Ernst and Young
Professional service firms rely on intellectual capital and original ideas. Thanks to Emphasis, ‘Big 4’ accountancy firm Ernst & Young are distilling these into reports that win business.
The problem
Ernst and Young research teams aim to position the company in the industry as ‘thought leaders’. So their reports need to be tight and authoritative. But too many analysts were producing overwritten reports with no definitive viewpoint – nothing for clients or the media to latch onto.
“The way people are educated to write by academia means there’s a lot of deductive writing which takes a long time to get to the point.
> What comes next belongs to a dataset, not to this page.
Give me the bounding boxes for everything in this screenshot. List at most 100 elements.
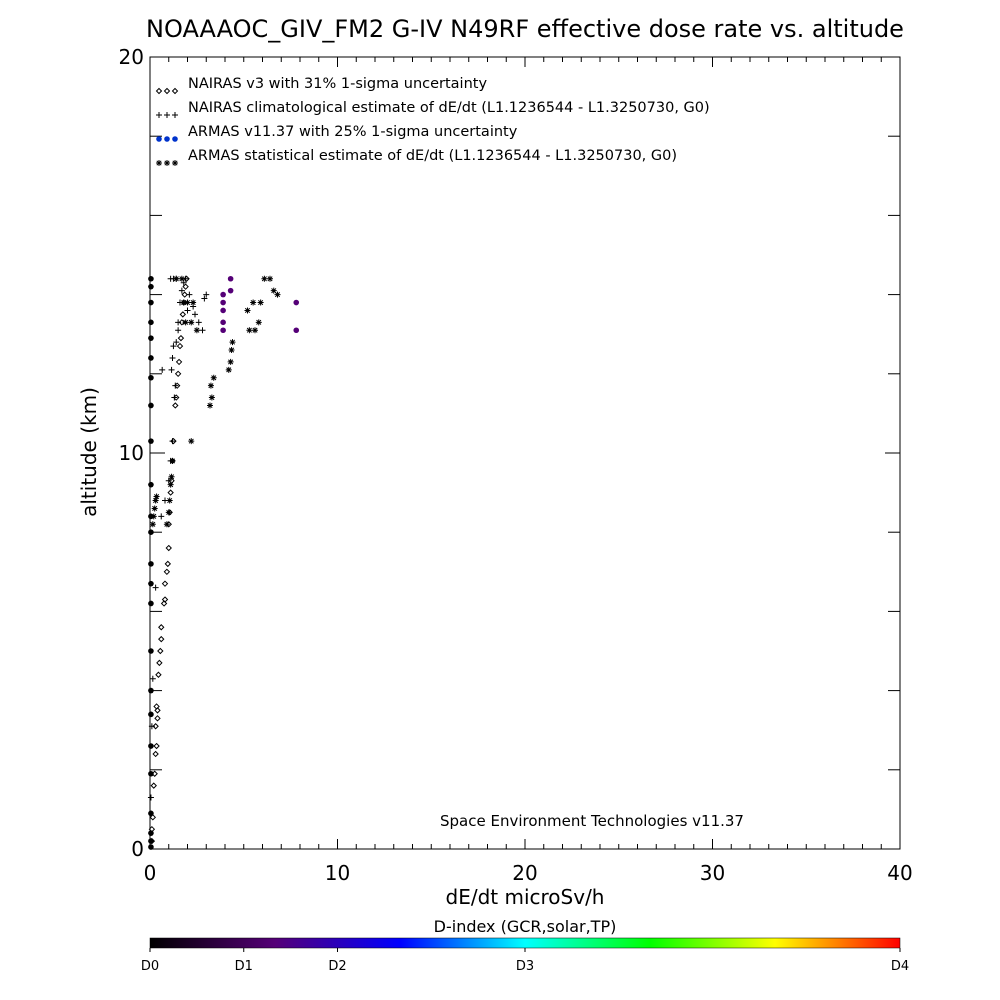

There is a lot of descriptive writing, waffle and technical language which almost disguises the clarity of thought,” explains Simon Rhodes, head of European Research and Analysis at Ernst & Young.
Emphasis solution
Emphasis designed a training programme that focused on how to express a strong opinion and influence readers, but keep it succinct. It included techniques for creating an attention-grabbing introduction and a concise, powerful executive summary, and also examined how to present technical information effectively to a non-technical, strategic audience. A series of six-monthly follow-up reviews reinforced the training.
The benefits
Aside from improving writing skills, the training has given Ernst & Young staff the tools to think clearly, as the methods encourage analysts to focus on their key messages.
“Where people have been trained and kept it up, the improvement has been vast. In my team, success is measured in terms of the impact. We produce a lot of insightful reports that have been picked up by the press. Last year we had 78 press articles from my unit alone,” says Simon.
And the follow-up sessions have ensured analysts keep on thinking about clarity and precision of writing style.
“I was impressed with the ongoing coaching. You go on a course and you think it’s brilliant but then you don’t do anything with it in the future. There was a whole coaching process where Emphasis would review written work and give feedback,” says Simon.
The lasting effects
Emphasis has now been working with Ernst & Young for ten years and became the preferred supplier of writing-skills training four years ago. The firm re-branded 18 months ago and identified good business writing a core company value.
“Unless you can communicate clearly to the end customer, no-one is going to take you seriously. Emphasis is extremely good at raising the bar in terms of clarity of communication,” says Simon.